CalculatorUK student loan repayment explained

UK student loan repayment explained

How student loan repayments are calculated, which plan you're on, and how much comes off your payslip each month.

Last updated: April 2025 · Based on HMRC 2026/27 rates

How student loan repayment works

Unlike most loans, student loan repayments in the UK are income-contingent — you only repay when your income exceeds a set threshold, and the amount you repay is a fixed percentage of what you earn above that threshold. You never repay based on your total loan balance.

If you are employed, repayments are deducted automatically through PAYE — they appear on your payslip alongside income tax and National Insurance.

Which plan are you on?

PlanWho it applies to2026/27 thresholdRate
Plan 1Started university before August 2012 (England/Wales) or any time in Northern Ireland£26,900/yr9%
Plan 2Started university August 2012 – July 2023 in England/Wales£29,385/yr9%
Plan 4Scottish student loans£33,795/yr9%
Plan 5Started university from August 2023 in England£25,000/yr9%
Not sure which plan you're on?

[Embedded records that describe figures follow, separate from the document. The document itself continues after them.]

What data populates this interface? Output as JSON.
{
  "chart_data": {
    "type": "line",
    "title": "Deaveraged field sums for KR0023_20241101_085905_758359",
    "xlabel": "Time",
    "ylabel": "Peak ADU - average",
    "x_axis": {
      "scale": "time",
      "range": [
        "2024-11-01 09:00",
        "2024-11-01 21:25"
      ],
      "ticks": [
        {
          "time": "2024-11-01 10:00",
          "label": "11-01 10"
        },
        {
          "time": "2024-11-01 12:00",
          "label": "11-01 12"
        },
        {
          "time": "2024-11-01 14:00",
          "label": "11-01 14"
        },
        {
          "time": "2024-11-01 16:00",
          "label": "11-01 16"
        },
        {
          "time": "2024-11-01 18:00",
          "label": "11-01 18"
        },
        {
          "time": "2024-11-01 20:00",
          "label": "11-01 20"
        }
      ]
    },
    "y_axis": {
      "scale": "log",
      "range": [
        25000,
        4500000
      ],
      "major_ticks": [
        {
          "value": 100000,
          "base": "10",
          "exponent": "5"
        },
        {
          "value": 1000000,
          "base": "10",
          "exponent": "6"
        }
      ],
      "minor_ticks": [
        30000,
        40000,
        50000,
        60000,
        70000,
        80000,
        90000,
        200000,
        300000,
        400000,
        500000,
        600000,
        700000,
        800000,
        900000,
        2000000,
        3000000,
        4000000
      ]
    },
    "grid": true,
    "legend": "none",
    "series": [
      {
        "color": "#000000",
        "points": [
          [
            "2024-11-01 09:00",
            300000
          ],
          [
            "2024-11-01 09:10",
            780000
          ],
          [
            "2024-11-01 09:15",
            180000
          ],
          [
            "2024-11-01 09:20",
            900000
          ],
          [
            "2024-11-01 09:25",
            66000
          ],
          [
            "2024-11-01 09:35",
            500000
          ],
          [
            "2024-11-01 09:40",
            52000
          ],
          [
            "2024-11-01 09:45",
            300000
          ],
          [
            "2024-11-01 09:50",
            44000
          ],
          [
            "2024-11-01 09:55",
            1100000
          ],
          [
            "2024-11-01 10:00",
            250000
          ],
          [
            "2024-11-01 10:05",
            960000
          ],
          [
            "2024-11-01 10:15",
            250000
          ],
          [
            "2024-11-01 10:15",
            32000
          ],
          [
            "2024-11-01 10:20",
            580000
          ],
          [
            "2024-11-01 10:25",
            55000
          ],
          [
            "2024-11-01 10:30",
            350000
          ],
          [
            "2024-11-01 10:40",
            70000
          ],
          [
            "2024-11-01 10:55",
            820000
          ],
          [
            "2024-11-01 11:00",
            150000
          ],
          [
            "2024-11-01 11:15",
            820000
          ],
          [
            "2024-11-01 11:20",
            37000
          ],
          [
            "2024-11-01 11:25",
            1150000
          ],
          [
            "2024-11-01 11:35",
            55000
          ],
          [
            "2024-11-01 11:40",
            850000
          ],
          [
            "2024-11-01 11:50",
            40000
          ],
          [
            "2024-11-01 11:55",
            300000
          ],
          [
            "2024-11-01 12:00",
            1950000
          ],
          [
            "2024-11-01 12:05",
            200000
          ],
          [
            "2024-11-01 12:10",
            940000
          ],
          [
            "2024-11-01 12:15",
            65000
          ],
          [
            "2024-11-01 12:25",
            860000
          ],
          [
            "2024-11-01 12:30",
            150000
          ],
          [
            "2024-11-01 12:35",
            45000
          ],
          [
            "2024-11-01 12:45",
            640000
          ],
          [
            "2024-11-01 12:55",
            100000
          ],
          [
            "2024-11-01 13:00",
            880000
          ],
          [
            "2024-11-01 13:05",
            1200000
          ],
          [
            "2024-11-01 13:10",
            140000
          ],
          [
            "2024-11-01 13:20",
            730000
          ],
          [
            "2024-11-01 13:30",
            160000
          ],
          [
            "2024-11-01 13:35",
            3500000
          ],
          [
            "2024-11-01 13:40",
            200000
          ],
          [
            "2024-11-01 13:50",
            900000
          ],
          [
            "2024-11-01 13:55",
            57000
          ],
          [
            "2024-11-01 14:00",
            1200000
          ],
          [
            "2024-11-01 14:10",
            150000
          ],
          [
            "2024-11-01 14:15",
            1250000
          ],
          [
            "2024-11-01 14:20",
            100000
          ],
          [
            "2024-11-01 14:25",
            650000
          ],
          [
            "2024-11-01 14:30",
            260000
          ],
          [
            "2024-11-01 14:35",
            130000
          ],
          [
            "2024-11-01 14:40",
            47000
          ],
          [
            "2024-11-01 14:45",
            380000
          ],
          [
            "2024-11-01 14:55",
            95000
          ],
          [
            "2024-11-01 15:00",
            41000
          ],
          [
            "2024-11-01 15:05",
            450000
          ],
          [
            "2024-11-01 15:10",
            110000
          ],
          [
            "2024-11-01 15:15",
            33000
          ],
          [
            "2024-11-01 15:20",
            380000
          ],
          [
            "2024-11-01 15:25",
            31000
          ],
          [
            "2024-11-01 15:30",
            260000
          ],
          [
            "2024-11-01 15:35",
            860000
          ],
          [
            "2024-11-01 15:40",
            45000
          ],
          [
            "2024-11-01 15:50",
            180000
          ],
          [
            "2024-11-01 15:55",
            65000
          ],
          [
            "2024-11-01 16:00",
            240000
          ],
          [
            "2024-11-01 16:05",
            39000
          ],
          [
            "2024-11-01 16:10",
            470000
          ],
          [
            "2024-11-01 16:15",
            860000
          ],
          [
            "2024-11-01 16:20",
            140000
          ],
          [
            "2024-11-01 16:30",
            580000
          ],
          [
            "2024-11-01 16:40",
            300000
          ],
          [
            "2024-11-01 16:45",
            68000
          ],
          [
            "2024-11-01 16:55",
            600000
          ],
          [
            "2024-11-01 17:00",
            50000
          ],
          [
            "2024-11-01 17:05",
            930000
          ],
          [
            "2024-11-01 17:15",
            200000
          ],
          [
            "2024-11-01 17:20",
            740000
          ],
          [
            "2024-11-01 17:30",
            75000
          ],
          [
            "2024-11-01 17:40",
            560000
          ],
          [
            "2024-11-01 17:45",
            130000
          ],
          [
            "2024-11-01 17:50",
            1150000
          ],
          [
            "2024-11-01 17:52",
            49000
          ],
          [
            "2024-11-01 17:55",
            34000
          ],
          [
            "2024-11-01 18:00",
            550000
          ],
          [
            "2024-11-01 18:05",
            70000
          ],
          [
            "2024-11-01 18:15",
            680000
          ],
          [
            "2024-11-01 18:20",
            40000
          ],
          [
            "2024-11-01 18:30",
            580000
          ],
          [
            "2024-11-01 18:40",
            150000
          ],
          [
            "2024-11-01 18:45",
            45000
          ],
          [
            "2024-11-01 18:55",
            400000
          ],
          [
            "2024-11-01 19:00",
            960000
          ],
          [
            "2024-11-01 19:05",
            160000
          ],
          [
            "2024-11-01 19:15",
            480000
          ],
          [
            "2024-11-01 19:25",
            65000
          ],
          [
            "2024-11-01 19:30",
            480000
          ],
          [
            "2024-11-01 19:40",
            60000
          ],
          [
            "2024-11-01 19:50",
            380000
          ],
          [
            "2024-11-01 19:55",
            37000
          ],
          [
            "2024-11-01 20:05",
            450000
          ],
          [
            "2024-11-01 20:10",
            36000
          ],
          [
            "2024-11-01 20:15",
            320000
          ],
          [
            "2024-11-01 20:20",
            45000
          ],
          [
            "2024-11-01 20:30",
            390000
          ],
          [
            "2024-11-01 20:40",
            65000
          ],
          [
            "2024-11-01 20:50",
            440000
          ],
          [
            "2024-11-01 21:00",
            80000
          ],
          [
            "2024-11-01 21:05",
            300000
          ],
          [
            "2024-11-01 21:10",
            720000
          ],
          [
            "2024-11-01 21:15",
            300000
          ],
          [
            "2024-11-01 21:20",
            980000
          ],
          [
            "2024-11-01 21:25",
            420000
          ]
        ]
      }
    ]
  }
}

Check your original student finance correspondence, your payslip (it shows "Plan 1" or "Plan 2" etc.), or log in to the Student Loans Company portal at slc.co.uk.

Worked example: Plan 2, £32,000 salary

Example — Plan 2, gross salary £32,000
Annual salary£32,000
Plan 2 threshold£29,385
Income above threshold£2,615
Annual repayment (9%)£235
Monthly deduction£20

Worked example: Plan 2, £55,000 salary

Example — Plan 2, gross salary £55,000
Annual salary£55,000
Plan 2 threshold£29,385
Income above threshold£25,615
Annual repayment (9%)£2,305
Monthly deduction£192

When does the loan get written off?

Your student loan is written off after a set number of years regardless of the remaining balance — this is one of the key differences from a commercial loan.

  • Plan 1: 25 years after the April you were first due to repay
  • Plan 2: 30 years after the April you were first due to repay
  • Plan 4: 30 years after the April you were first due to repay
  • Plan 5: 40 years after the April you were first due to repay
For many Plan 2 borrowers — particularly those with lower or average incomes — the loan will never be fully repaid before write-off. In this scenario, thinking of it as an additional income tax rather than a debt to clear is more accurate.

Should you make voluntary overpayments?

This depends on your plan and projected lifetime earnings. For most Plan 2 borrowers, voluntary overpayments are not recommended because:

  • If you were going to have the loan written off anyway, overpaying means you paid money you did not need to.
  • The interest rate on the loan is linked to RPI, but for many borrowers the write-off value outweighs the interest cost over 30 years.

Plan 1 borrowers with a smaller remaining balance and higher earnings may benefit from overpaying to clear the loan before interest accumulates significantly. Always model both scenarios before deciding.

Does student loan repayment affect your mortgage application?

Yes — mortgage lenders assess affordability based on your net disposable income. Student loan repayments reduce this, so they are factored into mortgage calculations. However, the impact is usually modest (£100–250/month) and most lenders account for it the same way as any regular outgoing.

Postgraduate loans

Postgraduate loans (PGL) are repaid separately to undergraduate loans. The repayment threshold is £21,000/year, with a 6% repayment rate on income above this. Both undergraduate and postgraduate deductions can be active at the same time.